Более существенно то, что мы затеваем широкое общественное обсуждение проблем перевода – не только с русского, но и со многих других языков. В наши планы входит печатание обзорных статей и рецензий о работе наших переводчиков, создание при некоторых наших университетах специальных курсов, где молодежь могла бы обучаться искусству художественного перевода, и многое другое. В настоящее время главная наша задача: вооружить наиболее даровитых переводчиков – тех, для кого перевод не ремесло, а искусство, – теоретическими установками и общими принципами. Я перевел отрывки из Вашего письма ко мне, распространил их среди моих друзей и тем привлек внимание к нашему делу. Я был уверен, что Вы не станете против этого возражать.
Со всем, что Вы говорите, я совершенно согласен. Главное зло – именно в отсутствии критериев.

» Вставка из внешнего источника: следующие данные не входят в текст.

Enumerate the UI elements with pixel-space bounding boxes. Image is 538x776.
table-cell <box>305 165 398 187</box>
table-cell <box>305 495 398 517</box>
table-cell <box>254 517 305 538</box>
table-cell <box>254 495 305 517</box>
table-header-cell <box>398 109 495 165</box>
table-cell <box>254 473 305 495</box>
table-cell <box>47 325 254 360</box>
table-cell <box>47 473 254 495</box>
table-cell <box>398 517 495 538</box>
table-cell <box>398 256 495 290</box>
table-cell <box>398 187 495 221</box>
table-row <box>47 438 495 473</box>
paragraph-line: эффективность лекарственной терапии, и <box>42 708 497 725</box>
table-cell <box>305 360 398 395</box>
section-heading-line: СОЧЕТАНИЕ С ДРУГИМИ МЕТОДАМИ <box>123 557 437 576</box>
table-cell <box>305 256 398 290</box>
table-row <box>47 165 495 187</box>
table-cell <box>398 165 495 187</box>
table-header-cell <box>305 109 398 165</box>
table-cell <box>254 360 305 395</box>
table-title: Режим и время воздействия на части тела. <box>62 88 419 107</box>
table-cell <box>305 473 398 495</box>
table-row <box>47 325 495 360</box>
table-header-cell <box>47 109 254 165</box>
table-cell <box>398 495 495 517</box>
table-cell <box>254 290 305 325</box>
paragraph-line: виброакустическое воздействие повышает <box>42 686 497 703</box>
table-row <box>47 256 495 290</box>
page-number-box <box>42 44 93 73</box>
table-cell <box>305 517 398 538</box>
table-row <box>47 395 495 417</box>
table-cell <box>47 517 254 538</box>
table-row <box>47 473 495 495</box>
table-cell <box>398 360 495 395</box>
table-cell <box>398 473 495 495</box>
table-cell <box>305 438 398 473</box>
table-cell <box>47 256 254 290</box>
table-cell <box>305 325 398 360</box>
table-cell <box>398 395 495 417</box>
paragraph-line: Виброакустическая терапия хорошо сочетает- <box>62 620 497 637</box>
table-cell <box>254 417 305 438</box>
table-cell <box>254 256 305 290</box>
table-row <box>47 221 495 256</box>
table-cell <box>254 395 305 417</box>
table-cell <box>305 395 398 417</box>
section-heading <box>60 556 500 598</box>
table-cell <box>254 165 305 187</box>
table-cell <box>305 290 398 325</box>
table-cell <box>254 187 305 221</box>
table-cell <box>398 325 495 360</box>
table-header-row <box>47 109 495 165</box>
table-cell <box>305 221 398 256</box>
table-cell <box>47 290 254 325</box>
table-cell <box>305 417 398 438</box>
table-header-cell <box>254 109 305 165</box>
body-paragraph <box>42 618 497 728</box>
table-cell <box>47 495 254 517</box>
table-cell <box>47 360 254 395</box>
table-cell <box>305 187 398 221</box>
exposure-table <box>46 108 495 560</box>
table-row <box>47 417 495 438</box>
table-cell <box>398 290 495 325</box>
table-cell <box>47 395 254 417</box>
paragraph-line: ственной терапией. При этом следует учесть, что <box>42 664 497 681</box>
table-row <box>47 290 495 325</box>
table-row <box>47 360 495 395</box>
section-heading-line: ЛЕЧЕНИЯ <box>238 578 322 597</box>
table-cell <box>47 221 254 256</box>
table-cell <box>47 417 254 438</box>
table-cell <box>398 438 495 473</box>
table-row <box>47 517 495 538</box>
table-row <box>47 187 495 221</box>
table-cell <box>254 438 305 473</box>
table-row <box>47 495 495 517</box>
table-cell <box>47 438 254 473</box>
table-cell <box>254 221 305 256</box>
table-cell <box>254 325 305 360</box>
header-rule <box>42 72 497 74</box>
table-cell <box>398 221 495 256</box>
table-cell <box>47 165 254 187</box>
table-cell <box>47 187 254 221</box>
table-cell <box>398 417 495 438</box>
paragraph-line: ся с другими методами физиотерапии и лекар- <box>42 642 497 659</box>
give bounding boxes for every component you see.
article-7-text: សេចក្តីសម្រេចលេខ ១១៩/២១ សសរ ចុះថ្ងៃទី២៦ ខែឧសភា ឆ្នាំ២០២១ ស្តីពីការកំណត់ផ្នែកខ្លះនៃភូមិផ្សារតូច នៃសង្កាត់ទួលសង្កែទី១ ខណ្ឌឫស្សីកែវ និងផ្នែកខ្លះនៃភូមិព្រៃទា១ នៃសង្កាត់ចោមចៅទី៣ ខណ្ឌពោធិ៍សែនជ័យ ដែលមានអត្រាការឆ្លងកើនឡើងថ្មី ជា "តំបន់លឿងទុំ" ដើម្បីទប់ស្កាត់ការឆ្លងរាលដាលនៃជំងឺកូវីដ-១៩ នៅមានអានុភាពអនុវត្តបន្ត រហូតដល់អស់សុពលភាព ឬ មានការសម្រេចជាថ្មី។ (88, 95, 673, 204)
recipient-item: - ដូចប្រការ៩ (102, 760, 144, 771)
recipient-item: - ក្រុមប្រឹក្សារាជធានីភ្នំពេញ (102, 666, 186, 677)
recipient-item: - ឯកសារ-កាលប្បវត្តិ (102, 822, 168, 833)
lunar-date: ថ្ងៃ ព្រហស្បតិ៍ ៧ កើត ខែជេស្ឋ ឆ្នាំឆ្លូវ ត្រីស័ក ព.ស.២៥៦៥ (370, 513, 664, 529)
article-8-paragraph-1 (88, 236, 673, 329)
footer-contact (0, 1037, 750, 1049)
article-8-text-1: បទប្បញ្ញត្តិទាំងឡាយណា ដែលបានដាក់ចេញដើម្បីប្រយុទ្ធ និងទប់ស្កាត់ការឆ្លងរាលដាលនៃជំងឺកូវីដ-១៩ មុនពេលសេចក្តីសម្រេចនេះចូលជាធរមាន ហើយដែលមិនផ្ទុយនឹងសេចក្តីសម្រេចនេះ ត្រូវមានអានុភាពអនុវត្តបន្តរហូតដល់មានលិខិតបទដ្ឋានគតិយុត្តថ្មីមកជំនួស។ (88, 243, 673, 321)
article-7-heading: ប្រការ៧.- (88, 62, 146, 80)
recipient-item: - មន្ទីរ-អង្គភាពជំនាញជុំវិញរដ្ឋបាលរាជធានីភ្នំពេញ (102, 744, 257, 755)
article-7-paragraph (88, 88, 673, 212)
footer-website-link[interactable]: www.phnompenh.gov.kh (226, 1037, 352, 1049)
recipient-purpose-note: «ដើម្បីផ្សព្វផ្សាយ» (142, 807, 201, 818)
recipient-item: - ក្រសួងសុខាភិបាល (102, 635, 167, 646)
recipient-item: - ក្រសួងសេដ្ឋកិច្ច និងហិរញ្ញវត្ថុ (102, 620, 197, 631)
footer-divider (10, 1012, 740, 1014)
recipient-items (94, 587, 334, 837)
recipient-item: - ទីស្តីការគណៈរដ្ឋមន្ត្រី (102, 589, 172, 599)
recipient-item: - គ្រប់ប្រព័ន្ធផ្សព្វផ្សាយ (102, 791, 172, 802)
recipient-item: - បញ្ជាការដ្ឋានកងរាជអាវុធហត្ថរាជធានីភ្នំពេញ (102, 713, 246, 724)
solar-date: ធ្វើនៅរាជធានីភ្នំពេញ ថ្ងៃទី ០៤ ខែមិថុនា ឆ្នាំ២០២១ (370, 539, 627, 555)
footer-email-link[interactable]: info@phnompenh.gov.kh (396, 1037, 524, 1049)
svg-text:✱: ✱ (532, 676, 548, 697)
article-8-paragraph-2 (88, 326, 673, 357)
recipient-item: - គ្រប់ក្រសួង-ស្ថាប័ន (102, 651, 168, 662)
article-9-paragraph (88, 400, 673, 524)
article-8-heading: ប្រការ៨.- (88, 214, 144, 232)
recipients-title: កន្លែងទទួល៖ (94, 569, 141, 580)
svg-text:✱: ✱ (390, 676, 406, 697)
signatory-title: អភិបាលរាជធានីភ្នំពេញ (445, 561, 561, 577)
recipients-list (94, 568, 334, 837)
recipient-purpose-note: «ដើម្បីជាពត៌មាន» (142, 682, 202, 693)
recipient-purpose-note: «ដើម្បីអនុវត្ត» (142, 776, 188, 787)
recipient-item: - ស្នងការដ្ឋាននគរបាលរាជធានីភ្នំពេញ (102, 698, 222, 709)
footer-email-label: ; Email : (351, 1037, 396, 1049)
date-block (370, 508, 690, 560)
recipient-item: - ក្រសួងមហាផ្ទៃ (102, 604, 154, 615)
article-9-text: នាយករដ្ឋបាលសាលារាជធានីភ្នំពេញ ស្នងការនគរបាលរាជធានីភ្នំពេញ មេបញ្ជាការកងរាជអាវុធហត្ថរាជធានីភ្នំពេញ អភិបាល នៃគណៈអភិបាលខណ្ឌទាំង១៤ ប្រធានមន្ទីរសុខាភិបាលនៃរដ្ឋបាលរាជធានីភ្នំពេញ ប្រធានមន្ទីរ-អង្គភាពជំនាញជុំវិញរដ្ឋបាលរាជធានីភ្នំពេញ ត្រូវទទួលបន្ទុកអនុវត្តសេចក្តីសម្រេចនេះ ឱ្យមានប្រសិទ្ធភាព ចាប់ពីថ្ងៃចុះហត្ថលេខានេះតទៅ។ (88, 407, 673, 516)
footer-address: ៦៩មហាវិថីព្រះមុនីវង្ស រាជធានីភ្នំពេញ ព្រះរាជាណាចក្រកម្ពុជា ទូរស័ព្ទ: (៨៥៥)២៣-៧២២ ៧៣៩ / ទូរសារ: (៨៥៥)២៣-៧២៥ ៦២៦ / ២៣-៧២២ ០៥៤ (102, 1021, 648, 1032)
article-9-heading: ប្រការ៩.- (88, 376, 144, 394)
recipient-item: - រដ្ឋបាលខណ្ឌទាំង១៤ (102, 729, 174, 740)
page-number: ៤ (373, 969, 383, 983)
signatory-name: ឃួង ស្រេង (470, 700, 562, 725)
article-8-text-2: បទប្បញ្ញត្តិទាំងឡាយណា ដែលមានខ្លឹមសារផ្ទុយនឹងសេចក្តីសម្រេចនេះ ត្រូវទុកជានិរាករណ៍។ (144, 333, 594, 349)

Как правило, ни наши критики, ни издатели не обращают внимания на качество перевода. Но сейчас положение немного улучшается (независимо от того, что предпринимаем мы). Решено ежегодно присуждать поощрительную (и довольно крупную) премию за лучший художественный перевод. Среди критиков и даже среди издателей появились такие, которые стали предъявлять к переводчикам более серьезные требования. Но в основном положение по-прежнему остается таким, каким Вы его узнали по собственному горькому опыту.

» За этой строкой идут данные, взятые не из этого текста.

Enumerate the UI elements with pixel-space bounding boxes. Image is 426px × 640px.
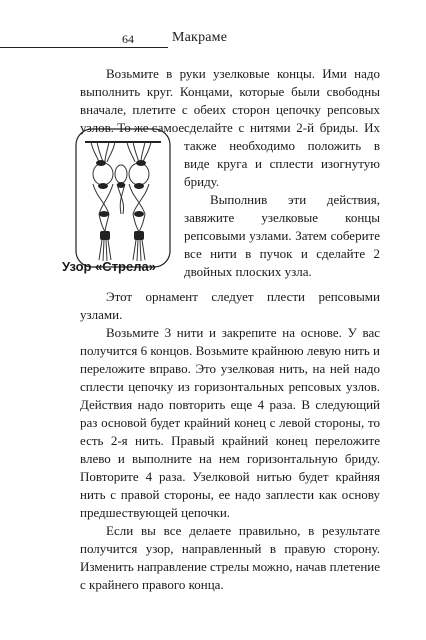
wrap-paragraph-2 (184, 191, 380, 281)
section-heading: Узор «Стрела» (62, 259, 156, 274)
wrap-paragraph-continued (184, 119, 380, 191)
wrap-paragraph-continued-text: сделайте с нитями 2-й бриды. Их также необходимо положить в виде круга и сплести изогнутую бриду. (184, 120, 380, 189)
section-paragraph: Если вы все делаете правильно, в результате получится узор, направленный в правую сторону. Изменить направление стрелы можно, начав плетение с крайнего правого конца. (80, 523, 380, 592)
running-title: Макраме (172, 30, 228, 45)
page-header (0, 28, 426, 52)
header-rule (0, 47, 168, 48)
section-body (80, 288, 380, 594)
macrame-knot-illustration-icon (75, 128, 171, 268)
wrap-paragraph-2-text: Выполнив эти действия, завяжите узелковые концы репсовыми узлами. Затем соберите все нити в пучок и сделайте 2 двойных плоских узла. (184, 192, 380, 279)
intro-paragraph-text: Возьмите в руки узелковые концы. Ими надо выполнить круг. Концами, которые были свободны вначале, плетите с обеих сторон цепочку репсовых узлов. То же самое (80, 66, 380, 135)
section-paragraph: Этот орнамент следует плести репсовыми узлами. (80, 289, 380, 322)
section-paragraph: Возьмите 3 нити и закрепите на основе. У вас получится 6 концов. Возьмите крайнюю левую нить и переложите вправо. Это узелковая нить, на ней надо сплести цепочку из горизонтальных репсовых узлов. Действия надо повторить еще 4 раза. В следующий раз основой будет крайний конец с левой стороны, то есть 2-я нить. Правый крайний конец переложите влево и выполните на нем горизонтальную бриду. Повторите 4 раза. Узелковой нитью будет крайняя нить с правой стороны, ее надо заплести как основу предшествующей цепочки. (80, 325, 381, 520)
page-number: 64 (122, 32, 134, 46)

Вот главные враждебные силы, мешающие нашему делу:
КОММЕРЧЕСКИЙ РАСЧЕТ. Если переведенная книга имеет хороший сбыт, издателю незачем заботиться о качестве ее литературного стиля. Это не надо понимать совсем буквально. Существуют издатели-коммерсанты, которые все же верны высоким литературным идеалам; есть и такие, которые лишены этих качеств, но жаждут прослыть идейными. Но, говоря вообще, коммерческие соображения враждебны нашему делу. Оборотная сторона этого положения та, что работа переводчика очень плохо оплачивается. Заработать на жизнь переводами почти невозможно, и большинство наших лучших переводчиков вынуждены наряду с переводами заниматься какой-нибудь побочной работой. А профессионалы вынуждены работать такими темпами, при которых высокое качество исключается, даже если они и способны его достигнуть. Даже относительно свободные университетские издательства ограничены коммерческими соображениями. К тому же они, по традиции, публикуют главным образом научные, а не литературные труды. И хотя здесь наблюдаются некоторые благоприятные сдвиги, все-таки есть еще злосчастная тенденция предъявлять к художественному переводу те же требования (стилистические), что и к научному. Результаты это дает самые плачевные, и в этой связи я назову нашего второго врага.
ПЕДАНТИЗМ. С XVI по XIX век переводом на английский занимались прежде всего писатели и поэты. Они не только обогатили язык, но и честно служили почтовыми лошадьми просвещения. Благодаря им Гомера, Вергилия, авторов Библии, Плутарха, Монтеня, Сервантеса можно читать практически как английских писателей. А затем, в течение XIX столетия, произошла любопытная перемена. Переводом завладели ученые. Это было вызвано, конечно, потребностью в большей точности и в более глубоких знаниях, и в какой-то степени цель была достигнута. Некоторые из ученых (к сожалению, очень немногие) еще заботимся о том, чтобы писать хорошую английскую поэзию и прозу. Для большинства же соображения стиля, тона, фактуры, красоты, легкости, выразительности и силы совершенно отходили на второй план. Эта традиция укоренилась в области переводов с греческого в латыни. Наихудшим образом она проявилась в Бутчер-Ленговских переводах Гомера и в бесчисленных учебных подстрочниках и шпаргалках. (…) Она привела к постоянным стычкам профессоров и поэтов, причем долгое время профессора брали верх. Отчасти так обстоит дело и сейчас.